Hi, I'm currently beginning to write a book about illness and aiding yourself in recovering and/or living with it. I go into catagories about the current medical system, natural alternatives, vitamins and supplements. Cleansing and dieting.

Now I myself have suffered from illness for my entire life and I decided to write this book to inform other people who are also suffering from illness (I'm aiming to specify the material to what I experienced with intestinal toxicity and it's effects on the body) but don't quite understand what to do about it and how to deal with it.

Now my main question is whether I should be writing this book in a position where I'm talking directly to the reader throughout?

Ex. "You must learn to snap out of blaming your illness on other aspects of your life, this only further creates an environment of negativity that makes the healing process much more difficult."

Or should I be speaking in generals? Ex. "The most important thing for someone who suffers from disease is to snap out of blaming their illness on other aspects of their life, this only further creates an environment of negativity that makes the healing process much more difficult."

I'm viewing this book as essentially a self help book and I want to write it in a style that will have the most impact on the reader.

Now I'm just beginning this book and it's the first I've ever written. I'm sure I'll have more questions about grammar etc.

Many thanks in advance for your help.  

Answer
Hello Ryan:

Hmmm. You have asked a tough question. It largely depends on how you want your book to be viewed, and your personal qualifications to write on this subject.

If you are a doctor or a psychologist, some professional person, the more formal tone would be more suitable because it lends a certain authority to the text. A professional would probably include suggestions for treatment, medicines you might try, etc.

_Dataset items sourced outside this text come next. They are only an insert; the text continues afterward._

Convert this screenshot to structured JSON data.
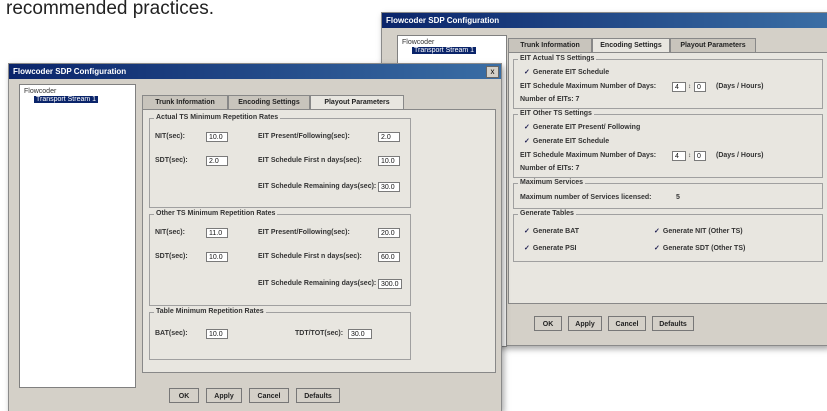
{
  "doc": {
    "text": "recommended practices."
  },
  "back_window": {
    "title": "Flowcoder SDP Configuration",
    "tree": {
      "root": "Flowcoder",
      "child": "Transport Stream 1"
    },
    "tabs": [
      "Trunk Information",
      "Encoding Settings",
      "Playout Parameters"
    ],
    "eit_actual": {
      "title": "EIT Actual TS Settings",
      "checkbox": "Generate EIT Schedule",
      "max_days_label": "EIT Schedule Maximum Number of Days:",
      "days_value": "4",
      "hours_value": "0",
      "unit_label": "(Days / Hours)",
      "count_label": "Number of EITs: 7"
    },
    "eit_other": {
      "title": "EIT Other TS Settings",
      "checkbox1": "Generate EIT Present/ Following",
      "checkbox2": "Generate EIT Schedule",
      "max_days_label": "EIT Schedule Maximum Number of Days:",
      "days_value": "4",
      "hours_value": "0",
      "unit_label": "(Days / Hours)",
      "count_label": "Number of EITs: 7"
    },
    "max_services": {
      "title": "Maximum Services",
      "label": "Maximum number of Services licensed:",
      "value": "5"
    },
    "generate_tables": {
      "title": "Generate Tables",
      "items": [
        "Generate BAT",
        "Generate NIT (Other TS)",
        "Generate PSI",
        "Generate SDT (Other TS)"
      ]
    },
    "buttons": {
      "ok": "OK",
      "apply": "Apply",
      "cancel": "Cancel",
      "defaults": "Defaults"
    }
  },
  "front_window": {
    "title": "Flowcoder SDP Configuration",
    "close": "x",
    "tree": {
      "root": "Flowcoder",
      "child": "Transport Stream 1"
    },
    "tabs": [
      "Trunk Information",
      "Encoding Settings",
      "Playout Parameters"
    ],
    "actual_ts": {
      "title": "Actual TS Minimum Repetition Rates",
      "nit_label": "NIT(sec):",
      "nit_value": "10.0",
      "sdt_label": "SDT(sec):",
      "sdt_value": "2.0",
      "eit_pf_label": "EIT Present/Following(sec):",
      "eit_pf_value": "2.0",
      "eit_first_label": "EIT Schedule First n days(sec):",
      "eit_first_value": "10.0",
      "eit_rem_label": "EIT Schedule Remaining days(sec):",
      "eit_rem_value": "30.0"
    },
    "other_ts": {
      "title": "Other TS Minimum Repetition Rates",
      "nit_label": "NIT(sec):",
      "nit_value": "11.0",
      "sdt_label": "SDT(sec):",
      "sdt_value": "10.0",
      "eit_pf_label": "EIT Present/Following(sec):",
      "eit_pf_value": "20.0",
      "eit_first_label": "EIT Schedule First n days(sec):",
      "eit_first_value": "60.0",
      "eit_rem_label": "EIT Schedule Remaining days(sec):",
      "eit_rem_value": "300.0"
    },
    "table_min": {
      "title": "Table Minimum Repetition Rates",
      "bat_label": "BAT(sec):",
      "bat_value": "10.0",
      "tdt_label": "TDT/TOT(sec):",
      "tdt_value": "30.0"
    },
    "buttons": {
      "ok": "OK",
      "apply": "Apply",
      "cancel": "Cancel",
      "defaults": "Defaults"
    }
  }
}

But if the book is about your personal experience with illness, I would stick to the more relaxed tone. I personally prefer this example to the more formal tone in the second example, and I believe your readers will too. However, it is possible that you may end up using both.

When you are describing your personal experiences and telling what you learned through the course of your illness, a casual tone is appropriate. But when you report on the literature, recent developments, research studies, etc., a more authorative tone might sound better and feel more comfortable to you.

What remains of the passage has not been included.